“Do you think I could join the band?” Noah picks up his guitar and strums quickly and very out of tune while making a Gene Simmons face.
I set my hand over his to stop my ears from bleeding and try to fight back the laughter to no avail. My son is damn cute and funny, and he makes me believe in myself.
“You can be anything you want to be, Noah. I’m not going to stand in your way. I’ll be standing next to you, guiding and offering you all the support that you’ll need. When you succeed, I’ll be the first one to congratulate you unless your mom beats me to it... and if you fail, I’ll be there to pick up the pieces.”
Dads aren’t supposed to be sentimental, but I am. He’s far too important for me to hold back and not tell him how I feel. My father did that. I won’t. I won’t have a troubled relationship with my son, or be that parent he can’t come to whether it’s good or bad.
I lightly punch his shoulder and get a grin in return. “Okay, enough heavy stuff. When are you going to play the song for your mom?”
Noah returns to playing, focusing on the song this time. He hums a few lines and makes it really obvious he really doesn’t know the words.
“Can I help?” I ask, not wanting to step on his toes or get in his way.
“Sure.”
“What if you play and I sing?”
A thousand watt smile beams on his face as he fist pumps the air. “Mom is going to freaking love this.”
I quickly pull up the lyrics on my phone and read them over.
“Hey Dad,” he says, interrupting my studying.
“What’s up?”
“Do you think we could go to the studio and pretend like we’re actually laying down a track?”
Sometimes I just want to reach out, grab him and hold on, never letting go. This would be one of those moments. I’ve learned over the years, though, that too much affection is frowned upon when you’re a teenage boy.
“I think that’s a great idea. This way, once we perform, your mom can listen to it over and over again and we won’t have to treat her like a crazy fan girl.”
“Oh, she’s a fan girl all right.”
I stop dead in my tracks and bust out laughing. There have been times when I’d serenade Josie, only for her to go completely crazy and chase me around the house. It’s all in good fun. Noah doesn’t have a clue about how crazy the fans can get though, and that is something I’m trying to shield him from. The last thing I want is my son to witness women throwing their panties on stage, or cat fighting with security so they can get back stage. My favorite one is the one where they pretend they’re sick and get to use the bathroom nearest the green room. It never fails that they sneak past security and end up waiting for us.
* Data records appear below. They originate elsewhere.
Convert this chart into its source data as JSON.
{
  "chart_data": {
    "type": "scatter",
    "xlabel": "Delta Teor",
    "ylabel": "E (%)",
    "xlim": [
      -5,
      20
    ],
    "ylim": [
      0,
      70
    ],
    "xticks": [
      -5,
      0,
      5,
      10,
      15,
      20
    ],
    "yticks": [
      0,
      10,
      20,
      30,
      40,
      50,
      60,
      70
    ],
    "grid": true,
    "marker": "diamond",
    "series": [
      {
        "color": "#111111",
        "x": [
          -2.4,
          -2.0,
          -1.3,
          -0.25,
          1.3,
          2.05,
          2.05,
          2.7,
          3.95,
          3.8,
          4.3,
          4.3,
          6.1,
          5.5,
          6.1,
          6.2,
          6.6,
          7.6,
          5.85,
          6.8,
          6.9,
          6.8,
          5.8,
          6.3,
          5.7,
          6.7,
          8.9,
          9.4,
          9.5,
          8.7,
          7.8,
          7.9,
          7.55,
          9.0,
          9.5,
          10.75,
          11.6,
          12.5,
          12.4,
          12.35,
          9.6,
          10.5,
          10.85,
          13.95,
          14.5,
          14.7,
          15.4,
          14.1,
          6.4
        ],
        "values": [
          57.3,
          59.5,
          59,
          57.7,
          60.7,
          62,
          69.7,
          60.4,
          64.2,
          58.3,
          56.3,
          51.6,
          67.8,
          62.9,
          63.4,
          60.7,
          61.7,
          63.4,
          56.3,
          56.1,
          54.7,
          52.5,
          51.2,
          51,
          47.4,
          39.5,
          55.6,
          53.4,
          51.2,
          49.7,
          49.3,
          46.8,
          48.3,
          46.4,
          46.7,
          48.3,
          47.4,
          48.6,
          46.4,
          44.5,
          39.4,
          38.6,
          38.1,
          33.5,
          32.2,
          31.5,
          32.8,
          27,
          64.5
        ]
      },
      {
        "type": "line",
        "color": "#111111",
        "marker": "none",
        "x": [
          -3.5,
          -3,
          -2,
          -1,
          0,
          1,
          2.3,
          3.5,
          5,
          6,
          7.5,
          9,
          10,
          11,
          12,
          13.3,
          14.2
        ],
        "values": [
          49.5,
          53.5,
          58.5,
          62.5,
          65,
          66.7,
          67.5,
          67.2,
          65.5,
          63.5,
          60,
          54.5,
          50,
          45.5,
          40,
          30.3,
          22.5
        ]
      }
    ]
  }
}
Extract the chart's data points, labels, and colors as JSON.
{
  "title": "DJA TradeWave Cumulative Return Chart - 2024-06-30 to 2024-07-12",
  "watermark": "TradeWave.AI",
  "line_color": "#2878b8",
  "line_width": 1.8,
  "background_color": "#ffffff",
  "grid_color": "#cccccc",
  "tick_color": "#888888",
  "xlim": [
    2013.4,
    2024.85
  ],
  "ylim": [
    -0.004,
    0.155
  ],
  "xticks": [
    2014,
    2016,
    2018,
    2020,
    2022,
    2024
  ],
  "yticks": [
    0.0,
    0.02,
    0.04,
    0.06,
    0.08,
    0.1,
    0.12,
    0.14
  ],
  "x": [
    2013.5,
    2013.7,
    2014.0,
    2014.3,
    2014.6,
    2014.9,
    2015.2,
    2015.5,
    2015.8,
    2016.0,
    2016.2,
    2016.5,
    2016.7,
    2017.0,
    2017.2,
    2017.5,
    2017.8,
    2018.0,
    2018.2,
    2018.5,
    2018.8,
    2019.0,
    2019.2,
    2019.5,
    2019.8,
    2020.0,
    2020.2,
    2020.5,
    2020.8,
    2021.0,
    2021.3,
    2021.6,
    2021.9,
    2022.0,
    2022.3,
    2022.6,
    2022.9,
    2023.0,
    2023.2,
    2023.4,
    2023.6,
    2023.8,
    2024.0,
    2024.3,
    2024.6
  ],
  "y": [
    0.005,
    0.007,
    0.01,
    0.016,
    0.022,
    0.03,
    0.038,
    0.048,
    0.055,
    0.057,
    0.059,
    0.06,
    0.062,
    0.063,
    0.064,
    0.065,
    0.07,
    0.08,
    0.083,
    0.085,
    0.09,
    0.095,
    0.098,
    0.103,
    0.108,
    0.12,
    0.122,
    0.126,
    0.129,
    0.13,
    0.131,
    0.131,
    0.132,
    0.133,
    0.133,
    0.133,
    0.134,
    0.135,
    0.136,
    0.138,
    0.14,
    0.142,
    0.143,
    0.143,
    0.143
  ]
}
I’ll take Josie’s type of fan girl over that any day.
Jimmy tweeted.
That is the only viable explanation as to why Whimsicality has a line outside the door. I shouldn’t complain, I’m grateful for the business. I’m just not prepared. Tonight was supposed to be about Liam and me. I was going to close the café before dinner and go home to my husband. With the band leaving tonight I need to spend every possible second with him. The last couple of days - actually more like hours - have been crazy. The fight we had, followed by my revelation, has left us both hurting in ways we can’t fix right now. Memories of the night he left still haunt me, and for me to throw it in his face was uncalled for. He’s told me why he left, why things ended for us, and I need to accept it and move on. If I can’t, I’m not in our marriage for the right reasons.
When Dana, one of my waitresses, called begging for help I knew something was up. While my business is successful, we’re not over the top busy unless it’s an open mic night or the guys are playing. Neither of which were supposed to happen tonight until Jimmy sent out his tweet: 4225 West impromptu gig at Whims before we head to LA! It only took a swipe of my thumb to see what her panic was about.